Thompson making most of unexpected roster spot
MINNEAPOLIS -- It wasn't that long ago that Aaron Thompson was in Ervin Santana's shoes.
Thompson, a left-handed reliever with the Twins, was suspended 50 games for testing positive for marijuana back in 2012. It was his first year in Minnesota's system after previously bouncing around a few different organizations. The suspension didn't exactly start his tenure with the Twins on the right foot.
Before the 2015 season started, Santana was hit with an 80-game suspension for taking stanozolol, an anabolic steroid. With Opening Day looming three days after the Santana news broke, the Twins had to scramble to adjust their roster.
That's where Thompson caught his break. He was all set to begin the year with Triple-A Rochester until he was told he'd be starting instead with Minnesota. A plane ride to Detroit meant Thompson made the first Opening Day roster of his 11-year professional career.
"It was definitely unexpected. A situation like that, I wasn't really given much information," Thompson said. "I was told, 'Get packed up. You're flying with the team. I can't tell you why. Don't tell anybody.' I've had enough experiences with teammates to know sometimes things fall through. I didn't really say anything until the next day it hit me. I'm on the plane, we're flying to Detroit. I'm like, 'OK, I'm flying. They can't send me back now.'"
If Thompson continues to pitch the way he has through the Twins' first nine games, it will be even harder for them to send him back. Pitching in a bullpen that has struggled in the early going, Thompson has been perhaps Minnesota's best reliever. In his five appearances so far, Thompson has allowed just one run in 6 1/3 innings. He's struck out three batters and has issued just one walk.

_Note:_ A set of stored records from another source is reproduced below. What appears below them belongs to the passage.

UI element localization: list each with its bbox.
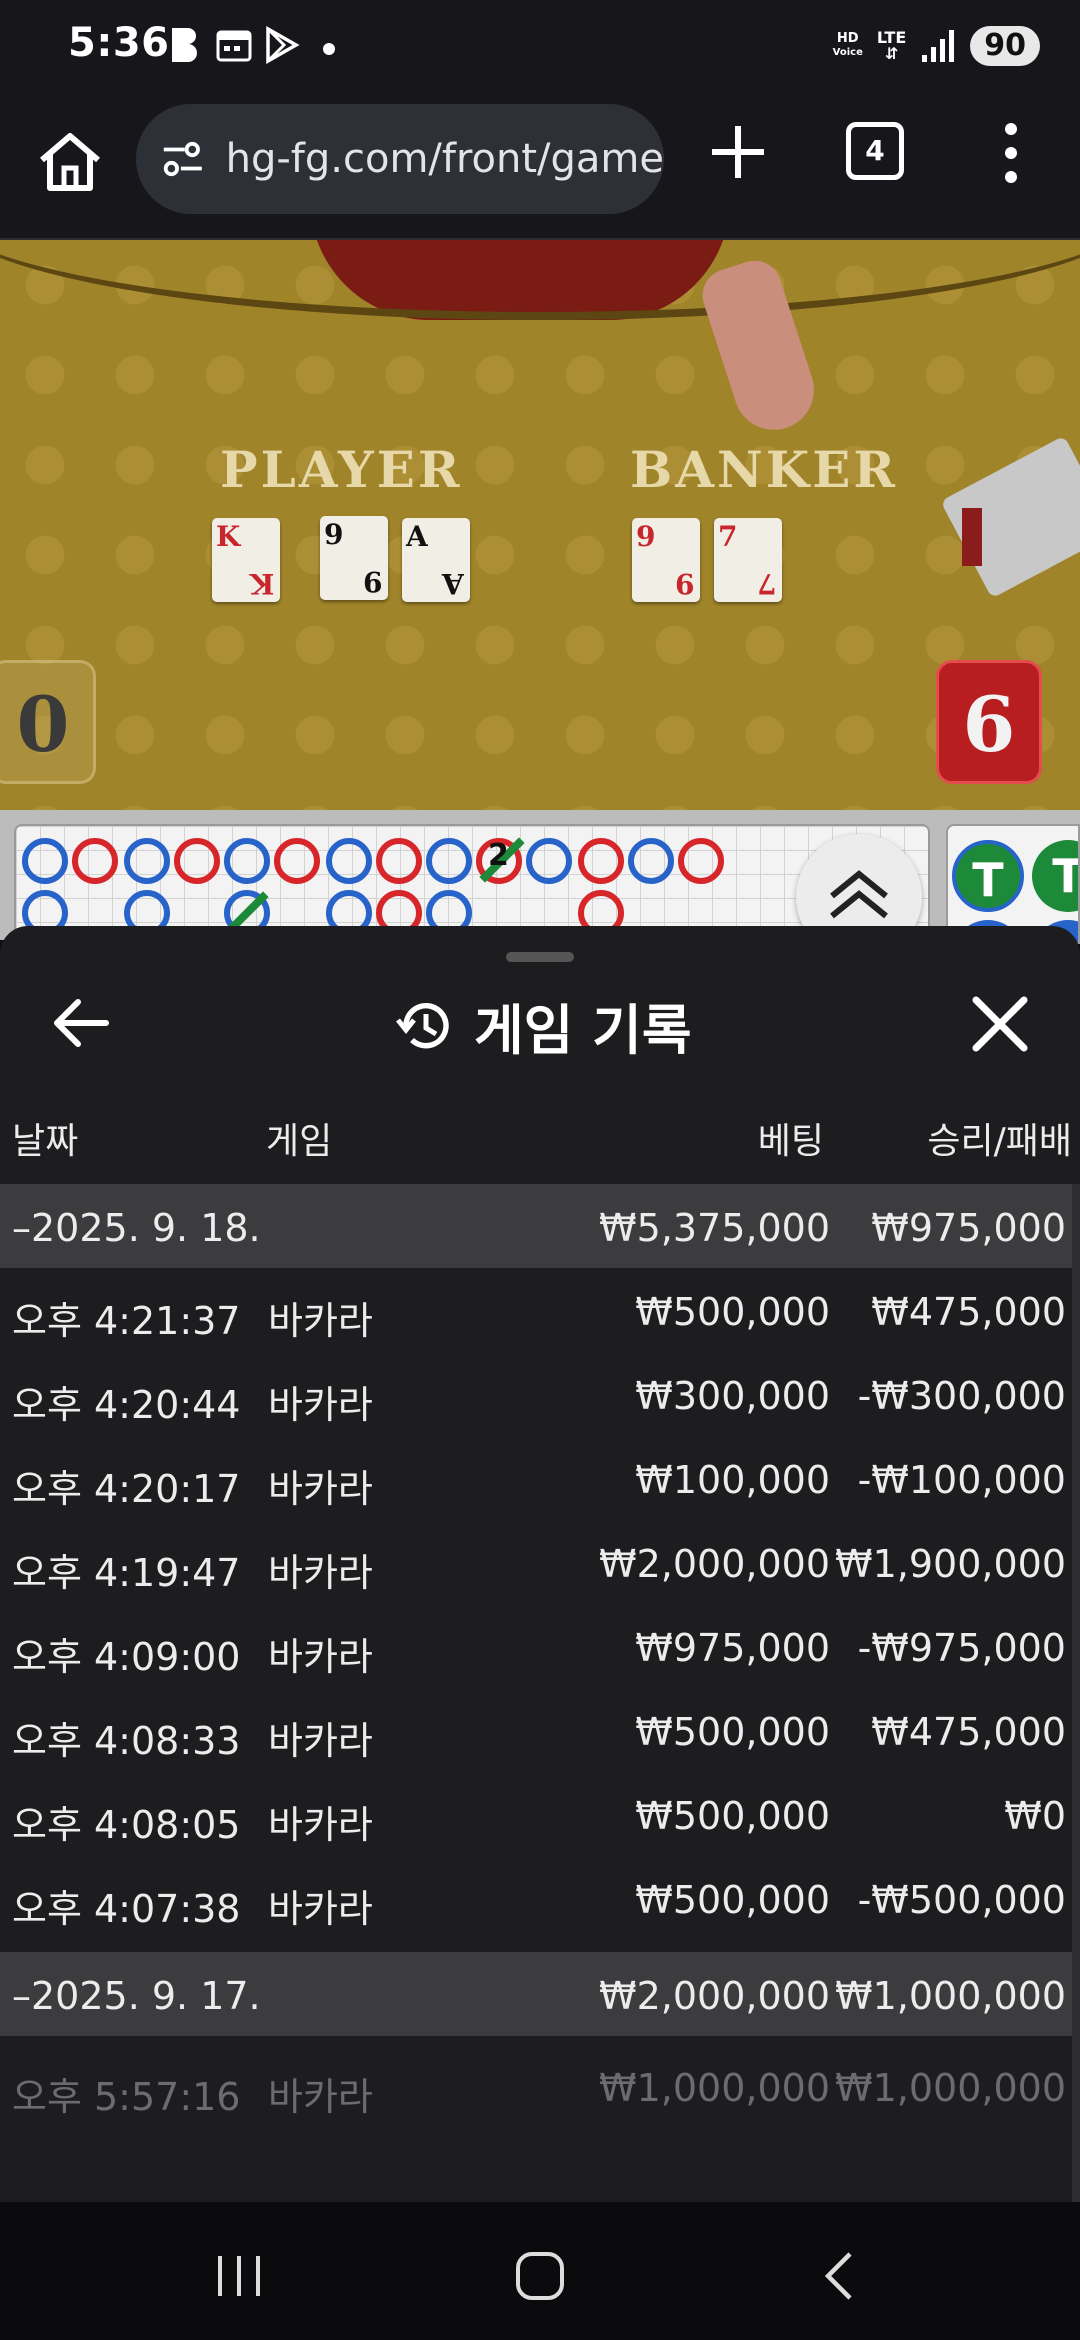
banker-bead [72,838,118,884]
player-card: 99 [320,516,388,600]
history-icon [396,1002,449,1048]
recent-apps-icon[interactable] [214,2248,264,2304]
column-header-result: 승리/패배 [927,1121,1072,1162]
table-row[interactable]: 오후 4:19:47 바카라 ₩2,000,000 ₩1,900,000 [0,1520,1072,1604]
road-map: 2 T T [0,810,1080,960]
home-icon[interactable] [30,122,110,202]
player-bead [22,838,68,884]
banker-bead [174,838,220,884]
lte-icon: LTE ⇵ [876,28,907,63]
table-row[interactable]: 오후 4:08:05 바카라 ₩500,000 ₩0 [0,1772,1072,1856]
player-bead [124,838,170,884]
player-bead [526,838,572,884]
baccarat-table: PLAYER BANKER KK 99 AA 99 77 0 6 [0,240,1080,810]
calendar-icon [216,30,252,62]
hd-voice-icon: HD Voice [832,31,863,59]
player-bead [224,838,270,884]
table-row[interactable]: 오후 4:09:00 바카라 ₩975,000 -₩975,000 [0,1604,1072,1688]
player-label: PLAYER [220,440,463,499]
sheet-drag-handle[interactable] [506,952,574,962]
back-arrow-icon[interactable] [46,988,116,1058]
banker-bead [376,838,422,884]
table-row[interactable]: 오후 4:08:33 바카라 ₩500,000 ₩475,000 [0,1688,1072,1772]
back-nav-icon[interactable] [818,2248,858,2304]
date-group-row[interactable]: –2025. 9. 18. ₩5,375,000 ₩975,000 [0,1184,1072,1268]
column-header-game: 게임 [266,1121,333,1162]
column-header-date: 날짜 [12,1121,79,1162]
status-time: 5:36 [68,20,170,66]
scrollbar[interactable] [1072,1184,1080,2202]
b-app-icon [172,28,197,62]
play-store-icon [266,26,300,64]
browser-toolbar: hg-fg.com/front/game 4 [0,92,1080,240]
table-row[interactable]: 오후 4:20:44 바카라 ₩300,000 -₩300,000 [0,1352,1072,1436]
tie-bead: T [952,840,1024,912]
url-text[interactable]: hg-fg.com/front/game [226,136,664,182]
tie-count: 2 [488,838,509,873]
notification-dot-icon [323,43,335,55]
new-tab-icon[interactable] [700,114,776,190]
table-row[interactable]: 오후 4:07:38 바카라 ₩500,000 -₩500,000 [0,1856,1072,1940]
banker-score: 6 [936,660,1042,784]
table-row[interactable]: 오후 5:57:16 바카라 ₩1,000,000 ₩1,000,000 [0,2044,1072,2128]
player-bead [426,838,472,884]
banker-bead [274,838,320,884]
table-row[interactable]: 오후 4:20:17 바카라 ₩100,000 -₩100,000 [0,1436,1072,1520]
column-header-bet: 베팅 [757,1121,824,1162]
signal-icon [922,30,955,62]
banker-card: 99 [632,518,700,602]
more-options-icon[interactable] [996,120,1026,186]
player-score: 0 [0,660,96,784]
game-history-sheet: 게임 기록 날짜 게임 베팅 승리/패배 –2025. 9. 18. ₩5,37… [0,926,1080,2202]
player-card: KK [212,518,280,602]
close-icon[interactable] [964,988,1036,1060]
status-bar: 5:36 HD Voice LTE ⇵ 90 [0,0,1080,92]
player-bead [326,838,372,884]
site-settings-icon[interactable] [160,139,206,179]
sheet-title: 게임 기록 [394,986,692,1065]
tie-bead: T [1032,840,1078,912]
battery-icon: 90 [970,26,1040,66]
home-nav-icon[interactable] [514,2248,566,2304]
banker-card: 77 [714,518,782,602]
banker-bead [578,838,624,884]
player-card: AA [402,518,470,602]
date-group-row[interactable]: –2025. 9. 17. ₩2,000,000 ₩1,000,000 [0,1952,1072,2036]
banker-bead [678,838,724,884]
address-bar[interactable]: hg-fg.com/front/game [136,104,664,214]
banker-label: BANKER [630,440,898,499]
player-bead [628,838,674,884]
table-row[interactable]: 오후 4:21:37 바카라 ₩500,000 ₩475,000 [0,1268,1072,1352]
system-nav-bar [0,2202,1080,2340]
tab-switcher-button[interactable]: 4 [846,122,904,180]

Though it's unfortunate for the Twins that Santana will miss half the season, someone else on the roster had to be the benefactor of an open roster spot. So far, Thompson has relished his chance.
"Thompson's been doing a nice job," said Twins manager Paul Molitor. "He got an opportunity early in the season for various reasons, but he's taken advantage."
A former first-round pick of the Marlins, Thompson joined the Twins as a minor-league free agent in December of 2011. Three months after that, he tested positive for marijuana. Instead of starting 2012 in the minors, Thompson began the year on the restricted list.
Several years removed from his own suspension, Thompson doesn't focus much on what happened back then. Instead, he continues to look forward.
"I think that it was one of those things where I was young," Thompson said of his suspension. "It's something that I told Terry (Ryan) this year, I said, 'You know, I think I'm done making excuses for that.' He said, 'More power to you.' That was never an issue for him or in my career at this point. It is what it is."
Thompson made his major-league debut with the Pittsburgh Pirates in 2011 but pitched in only four games, including one start. After getting a brief taste of the majors, Thompson spent the 2012 and 2013 seasons in the minors. His 2014 season was nearly the same, save for a late call-up at the end of the year by Minnesota. Thompson appeared in seven games at the end of 2014 and pitched well -- a 2.45 ERA, six strikeouts and two walks in 7 1/3 innings.
In spring training earlier this year, Thompson was hopeful of breaking north with the Twins but wasn't necessarily optimistic that there was a roster spot available for him. Minnesota had two left-handers penciled into the bullpen already in closer Glen Perkins and Brian Duensing. On top of that, lefty Caleb Thielbar spent most of 2014 in the majors and had a chance to retain his roster spot.
Instead, Minnesota initially left Fort Myers with just Perkins and Duensing, opting to send Thielbar to Triple-A Rochester. But when the time came to add an arm to the roster when Santana was suspended, it was Thompson who got the call.
"When you see something like that with Ervin and battling it out and I'm the guy that gets the nod, it's a lot of encouragement from people who have had good things to say about me but had never quite given me that shot," Thompson said. "I think this is that shot. I don't want to give it back this time, that's for sure."